Tetapi yang sebenarnya seru adalah bagaimana perempuan itu mandi dan keramas menjelng puasa. Dulu pada masa kali atau sungai jernih dan belum tercemar, sesudah asar kaum perempuan (emak-emak dan anak-anak perawannya) berbondong-bondong menuju sungai. Di sungai inilah mereka mandi dan keramas bersama. Itu kebiasaan masa itu. Hal yang sangat biasa dan sudah menjadi radisi.
Mandi di kali untuk keramas menyambut puasa memang dilakukan semua warga, baik laki-laki, perempuan, dan anak-anak tanpa memandang umur. Biasanya yang diatur adalah waktunya saja. Kaum perempuan didahulukan (sesudah asar) dan baru kemudian kaum laki-laki. Pendahuluan kaum perempuan, karena kaum perempuan masih mempunyai tugas setelah mandi dan keramas, yaitu membereskan urusan dapur.
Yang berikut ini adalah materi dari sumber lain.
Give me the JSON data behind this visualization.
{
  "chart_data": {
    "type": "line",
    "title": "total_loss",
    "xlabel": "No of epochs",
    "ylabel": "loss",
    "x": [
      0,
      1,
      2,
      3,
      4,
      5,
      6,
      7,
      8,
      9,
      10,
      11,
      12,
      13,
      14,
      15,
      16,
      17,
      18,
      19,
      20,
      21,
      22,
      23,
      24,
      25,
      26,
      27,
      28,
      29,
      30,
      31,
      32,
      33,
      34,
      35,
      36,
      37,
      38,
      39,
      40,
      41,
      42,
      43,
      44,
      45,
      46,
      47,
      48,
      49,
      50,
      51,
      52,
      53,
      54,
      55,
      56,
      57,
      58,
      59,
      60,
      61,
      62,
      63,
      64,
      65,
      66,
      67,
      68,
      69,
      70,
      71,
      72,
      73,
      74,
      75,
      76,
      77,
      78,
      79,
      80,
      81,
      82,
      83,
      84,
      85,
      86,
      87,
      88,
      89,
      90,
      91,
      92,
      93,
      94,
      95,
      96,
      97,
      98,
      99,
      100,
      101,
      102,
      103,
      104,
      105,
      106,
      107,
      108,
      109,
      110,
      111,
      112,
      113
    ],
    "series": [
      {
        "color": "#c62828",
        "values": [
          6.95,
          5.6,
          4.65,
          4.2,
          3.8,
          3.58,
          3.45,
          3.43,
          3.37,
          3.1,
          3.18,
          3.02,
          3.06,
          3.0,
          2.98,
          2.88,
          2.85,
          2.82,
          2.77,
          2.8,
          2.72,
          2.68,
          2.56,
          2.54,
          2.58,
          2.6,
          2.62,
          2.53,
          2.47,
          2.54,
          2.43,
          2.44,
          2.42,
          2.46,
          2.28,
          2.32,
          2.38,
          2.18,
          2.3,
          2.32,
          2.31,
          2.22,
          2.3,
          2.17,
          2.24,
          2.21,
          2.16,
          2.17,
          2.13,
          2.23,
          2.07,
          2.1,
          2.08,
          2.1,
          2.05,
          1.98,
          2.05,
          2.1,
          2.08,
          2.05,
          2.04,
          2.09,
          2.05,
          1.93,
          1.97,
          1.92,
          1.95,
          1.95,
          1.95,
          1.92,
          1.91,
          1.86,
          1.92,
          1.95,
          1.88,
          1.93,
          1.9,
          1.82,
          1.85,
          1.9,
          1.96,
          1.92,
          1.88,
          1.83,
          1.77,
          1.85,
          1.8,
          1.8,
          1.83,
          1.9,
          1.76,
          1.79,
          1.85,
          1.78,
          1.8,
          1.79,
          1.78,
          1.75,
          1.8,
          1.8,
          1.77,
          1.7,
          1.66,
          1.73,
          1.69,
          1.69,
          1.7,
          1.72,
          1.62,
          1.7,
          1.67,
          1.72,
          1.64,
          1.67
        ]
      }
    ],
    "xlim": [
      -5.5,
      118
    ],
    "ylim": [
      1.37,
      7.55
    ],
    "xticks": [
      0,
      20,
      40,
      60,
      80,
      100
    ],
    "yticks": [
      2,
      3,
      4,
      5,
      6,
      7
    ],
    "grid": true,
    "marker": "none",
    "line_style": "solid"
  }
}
Rupanya, sejak dahulu kala, rambut bagi perempuan adalah mahkota. Makanya perempuan memimpikan dan mendambakan mempunyai rambut sehat dan hitam (apalagi jika hitam ikal mayang). Keramas dengan abu merang ternyata mudah dan ekonomis. Rambut berkilau, subur, hitam, dan tidak ketombean.
Bisa jadi perempuan metropolitan dari generasi alfa, tidak kenal dengan merang. Atau malah mereka tidak tahu merang itu berasal dari pohon apa. Nyatanya memang di kota metropolitan Jakarta, sawah tempat menanam padi sudah tidak ada. Sawah masih ada sih (misalnya di Rorotan, Jakarta Utara), tapi tinggal seicrit. Dari yang seicrit itu jarang makhluk manusia penghuni metropolitan sudi memperhatikannya.
Sejak perusahaan besar kosmetika memproduksi aneka macam sampo, keindahan rambut perempuan dimanjakan oleh produk mereka. Perempuan “dijebak” oleh lenggang-lenggok perempuan (bintang iklan) berambut indah karena dicuci sampo keluaran perusahaan itu. Perempuan kita sudah tidak memahami local wisdom perawatan rambut ala nenek moyang.
Ente sedih melihat kenyataan ini? Atau girang? (Yahya Andi Saputra).